Graph network block

Graph network (GN) is a more generic model for graph neural network. It describes an update order: edge, node and then global. There are three corresponding update functions for edge, node and then global, respectively. Three update functions return their default values as follow:

update_edge(gn, e, vi, vj, u) = e
update_vertex(gn, ē, vi, u) = vi
update_global(gn, ē, v̄, u) = u

Information propagation between different levels are achieved by aggregate functions. Three aggregate functions aggregate_neighbors, aggregate_edges and aggregate_vertices are defined to aggregate states.
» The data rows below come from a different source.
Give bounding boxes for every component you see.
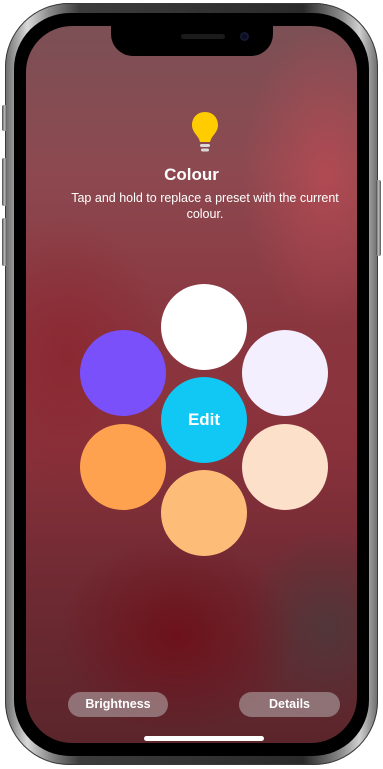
color-preset-white[interactable]: [161, 284, 247, 370]
brightness-button[interactable]: Brightness: [68, 692, 168, 717]
color-preset-light-orange[interactable]: [161, 470, 247, 556]
notch: [111, 26, 273, 56]
color-preset-lavender[interactable]: [242, 330, 328, 416]
edit-button[interactable]: Edit: [161, 377, 247, 463]
lightbulb-icon: [192, 112, 218, 152]
color-preset-purple[interactable]: [80, 330, 166, 416]
front-camera: [240, 32, 249, 41]
color-preset-orange[interactable]: [80, 424, 166, 510]
mute-switch: [2, 105, 7, 131]
details-button[interactable]: Details: [239, 692, 340, 717]
power-button: [376, 180, 381, 256]
device-mockup: Colour Tap and hold to replace a preset …: [0, 0, 383, 769]
volume-up-button: [2, 158, 7, 206]
volume-down-button: [2, 218, 7, 266]
page-title: Colour: [164, 165, 219, 184]
home-indicator[interactable]: [144, 736, 264, 741]
speaker-grille: [181, 34, 225, 39]
edit-label: Edit: [187, 410, 221, 429]
page-subtitle: Tap and hold to replace a preset with th…: [71, 191, 339, 221]
color-preset-peach[interactable]: [242, 424, 328, 510]
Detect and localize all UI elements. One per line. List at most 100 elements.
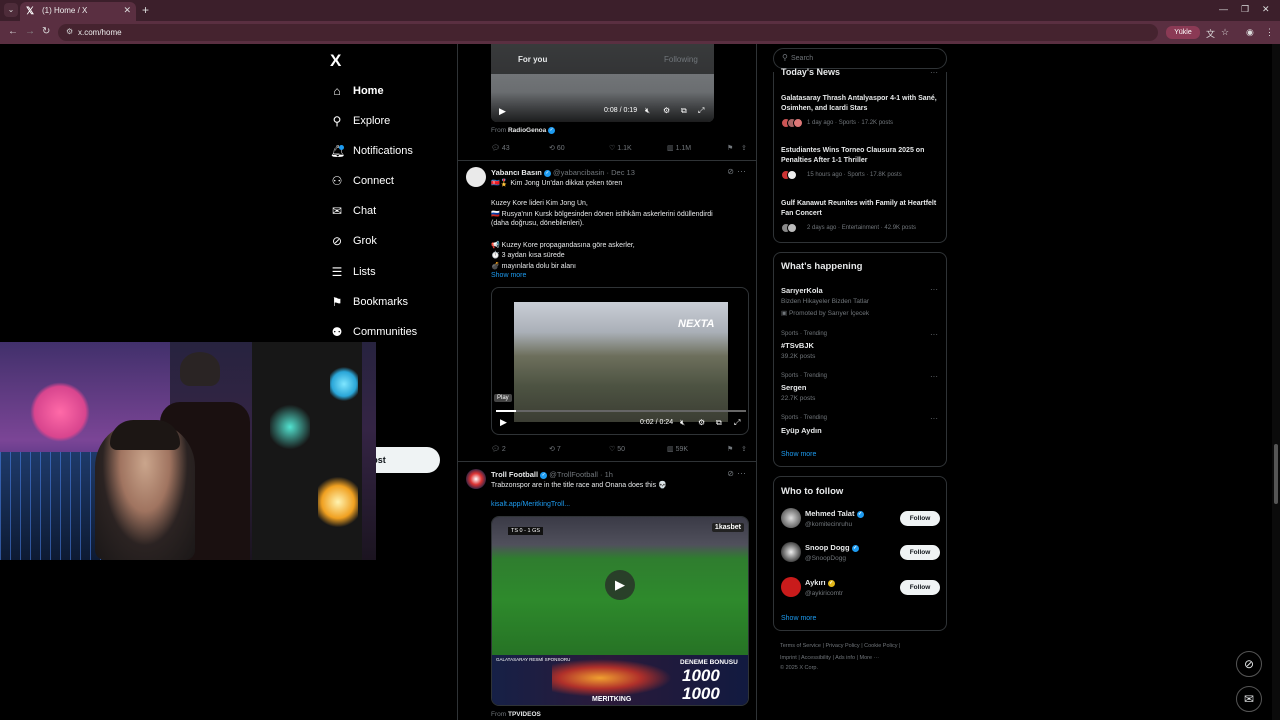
grok-float-button[interactable]: ⊘ [1236, 651, 1262, 677]
news-item-title[interactable]: Estudiantes Wins Torneo Clausura 2025 on… [781, 146, 941, 166]
source-link[interactable]: TPVIDEOS [508, 711, 541, 718]
volume-icon[interactable]: 🔇︎ [680, 418, 685, 428]
nav-connect[interactable]: ⚇ Connect [330, 170, 394, 192]
share-button[interactable]: ⇪ [741, 445, 747, 453]
browser-menu-icon[interactable]: ⋮ [1265, 27, 1274, 38]
more-icon[interactable]: ··· [930, 68, 938, 77]
follow-name[interactable]: Snoop Dogg ✓ [805, 543, 859, 552]
nav-explore[interactable]: ⚲ Explore [330, 110, 391, 132]
tweet-link[interactable]: kisalt.app/MeritkingTroll... [491, 501, 570, 508]
minimize-icon[interactable]: — [1219, 4, 1228, 14]
volume-icon[interactable]: 🔇︎ [645, 106, 650, 116]
share-button[interactable]: ⇪ [741, 144, 747, 152]
play-icon[interactable]: ▶ [499, 106, 506, 117]
avatar[interactable] [781, 577, 801, 597]
pip-icon[interactable]: ⧉ [716, 418, 722, 428]
follow-button[interactable]: Follow [900, 511, 940, 526]
source-link[interactable]: RadioGenoa [508, 127, 546, 134]
like-button[interactable]: ♡ 50 [609, 445, 625, 453]
play-icon[interactable]: ▶ [605, 570, 635, 600]
maximize-icon[interactable]: ❐ [1241, 4, 1249, 15]
trend-name[interactable]: #TSvBJK [781, 341, 814, 350]
pip-icon[interactable]: ⧉ [681, 106, 687, 116]
tab-search-icon[interactable]: ⌄ [4, 3, 18, 17]
page-scrollbar[interactable] [1272, 44, 1280, 720]
author-name[interactable]: Troll Football [491, 470, 538, 479]
tab-for-you[interactable]: For you [518, 55, 547, 64]
trend-name[interactable]: Sergen [781, 383, 806, 392]
messages-float-button[interactable]: ✉ [1236, 686, 1262, 712]
footer-links[interactable]: Imprint | Accessibility | Ads info | Mor… [780, 655, 879, 661]
address-bar[interactable]: ⚙ x.com/home [58, 24, 1158, 41]
video-progress[interactable] [496, 410, 746, 412]
nav-home[interactable]: ⌂ Home [330, 80, 383, 102]
news-item-title[interactable]: Galatasaray Thrash Antalyaspor 4-1 with … [781, 94, 941, 114]
more-icon[interactable]: ··· [930, 285, 938, 294]
nav-bookmarks[interactable]: ⚑ Bookmarks [330, 291, 408, 313]
bookmark-button[interactable]: ⚑ [727, 144, 733, 152]
show-more-link[interactable]: Show more [781, 451, 816, 458]
x-logo-icon[interactable]: X [330, 51, 341, 71]
tab-close-icon[interactable]: ✕ [123, 5, 131, 16]
more-icon[interactable]: ··· [930, 330, 938, 339]
avatar[interactable] [466, 469, 486, 489]
tweet2-video[interactable]: TS 0 - 1 GS 1kasbet ▶ GALATASARAY RESMİ … [491, 516, 749, 706]
more-icon[interactable]: ··· [737, 166, 746, 176]
forward-icon[interactable]: → [25, 26, 35, 37]
trend-name[interactable]: Eyüp Aydın [781, 426, 822, 435]
like-button[interactable]: ♡ 1.1K [609, 144, 632, 152]
show-more-link[interactable]: Show more [781, 615, 816, 622]
nav-lists[interactable]: ☰ Lists [330, 261, 376, 283]
nav-communities[interactable]: ⚉ Communities [330, 321, 418, 343]
bookmark-button[interactable]: ⚑ [727, 445, 733, 453]
avatar[interactable] [781, 508, 801, 528]
scroll-thumb[interactable] [1274, 444, 1278, 504]
avatar[interactable] [466, 167, 486, 187]
nav-grok[interactable]: ⊘ Grok [330, 230, 377, 252]
follow-button[interactable]: Follow [900, 580, 940, 595]
author-handle[interactable]: @yabancibasin [553, 168, 604, 177]
promo-name[interactable]: SarıyerKola [781, 286, 823, 295]
views-button[interactable]: ▥ 59K [667, 445, 688, 453]
fullscreen-icon[interactable]: ⤢ [734, 418, 740, 428]
tweet-date[interactable]: · 1h [600, 470, 613, 479]
grok-icon[interactable]: ⊘ [727, 167, 734, 176]
tweet-date[interactable]: · Dec 13 [607, 168, 635, 177]
footer-links[interactable]: Terms of Service | Privacy Policy | Cook… [780, 643, 900, 649]
tab-following[interactable]: Following [664, 55, 698, 64]
back-icon[interactable]: ← [8, 26, 18, 37]
nav-chat[interactable]: ✉ Chat [330, 200, 376, 222]
translate-icon[interactable]: 文 [1206, 27, 1215, 40]
avatar[interactable] [781, 542, 801, 562]
author-name[interactable]: Yabancı Basın [491, 168, 542, 177]
views-button[interactable]: ▥ 1.1M [667, 144, 691, 152]
more-icon[interactable]: ··· [737, 468, 746, 478]
follow-name[interactable]: Mehmed Talat ✓ [805, 509, 864, 518]
tweet1-video[interactable]: NEXTA Play ▶ 0:02 / 0:24 🔇︎ ⚙ ⧉ ⤢ [491, 287, 749, 435]
star-icon[interactable]: ☆ [1221, 27, 1229, 38]
reply-button[interactable]: 💬︎ 2 [491, 445, 506, 453]
search-input[interactable]: ⚲ Search [773, 48, 947, 69]
settings-icon[interactable]: ⚙ [663, 106, 670, 115]
reply-button[interactable]: 💬︎ 43 [491, 144, 510, 152]
browser-tab[interactable]: 𝕏 (1) Home / X ✕ [20, 2, 136, 21]
repost-button[interactable]: ⟲ 60 [549, 144, 565, 152]
author-handle[interactable]: @TrollFootball [549, 470, 598, 479]
repost-button[interactable]: ⟲ 7 [549, 445, 561, 453]
settings-icon[interactable]: ⚙ [698, 418, 705, 427]
more-icon[interactable]: ··· [930, 414, 938, 423]
show-more-link[interactable]: Show more [491, 272, 526, 279]
news-item-title[interactable]: Gulf Kanawut Reunites with Family at Hea… [781, 199, 941, 219]
nav-notifications[interactable]: 🔔︎ Notifications [330, 140, 413, 162]
site-info-icon[interactable]: ⚙ [66, 27, 73, 36]
grok-icon[interactable]: ⊘ [727, 469, 734, 478]
play-icon[interactable]: ▶ [500, 417, 507, 428]
reload-icon[interactable]: ↻ [42, 26, 50, 37]
more-icon[interactable]: ··· [930, 372, 938, 381]
new-tab-icon[interactable]: + [142, 3, 149, 17]
window-close-icon[interactable]: ✕ [1262, 4, 1270, 15]
profile-icon[interactable]: ◉ [1246, 27, 1254, 38]
follow-button[interactable]: Follow [900, 545, 940, 560]
follow-name[interactable]: Aykırı ✓ [805, 578, 835, 587]
extension-button[interactable]: Yükle [1166, 26, 1200, 39]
GN block is realized into a abstract type GraphNet. User can make a subtype of GraphNet to customize GN block. Thus, a GN block is defined as a layer in GNN. MessagePassing is a subtype of GraphNet.

Update functions

update_edge acts as the first update function to apply to edge states. It takes edge state e, node i state vi, node j state vj and global state u. It is expected to return a feature vector for new edge state. update_vertex updates nodes state by taking aggregated edge state , node i state vi and global state u. It is expected to return a feature vector for new node state. update_global updates global state with aggregated information from edge and node. It takes aggregated edge state , aggregated node state and global state u. It is expected to return a feature vector for new global state. User can define their own behavior by overriding update functions.

Aggregate functions

An aggregate function aggregate_neighbors aggregates edge states for edges incident to some node i into node-level information. Aggregate function aggregate_edges aggregates all edge states into global-level information. The last aggregate function aggregate_vertices aggregates all vertex states into global-level information. It is available for assigning aggregate function by assigning aggregate operations to propagate function.

propagate(gn, fg::FeaturedGraph, naggr=nothing, eaggr=nothing, vaggr=nothing)

naggr, eaggr and vaggr are arguments for aggregate_neighbors, aggregate_edges and aggregate_vertices, respectively. Available aggregate functions are assigned by following symbols to them: :add, :sub, :mul, :div, :max, :min and :mean.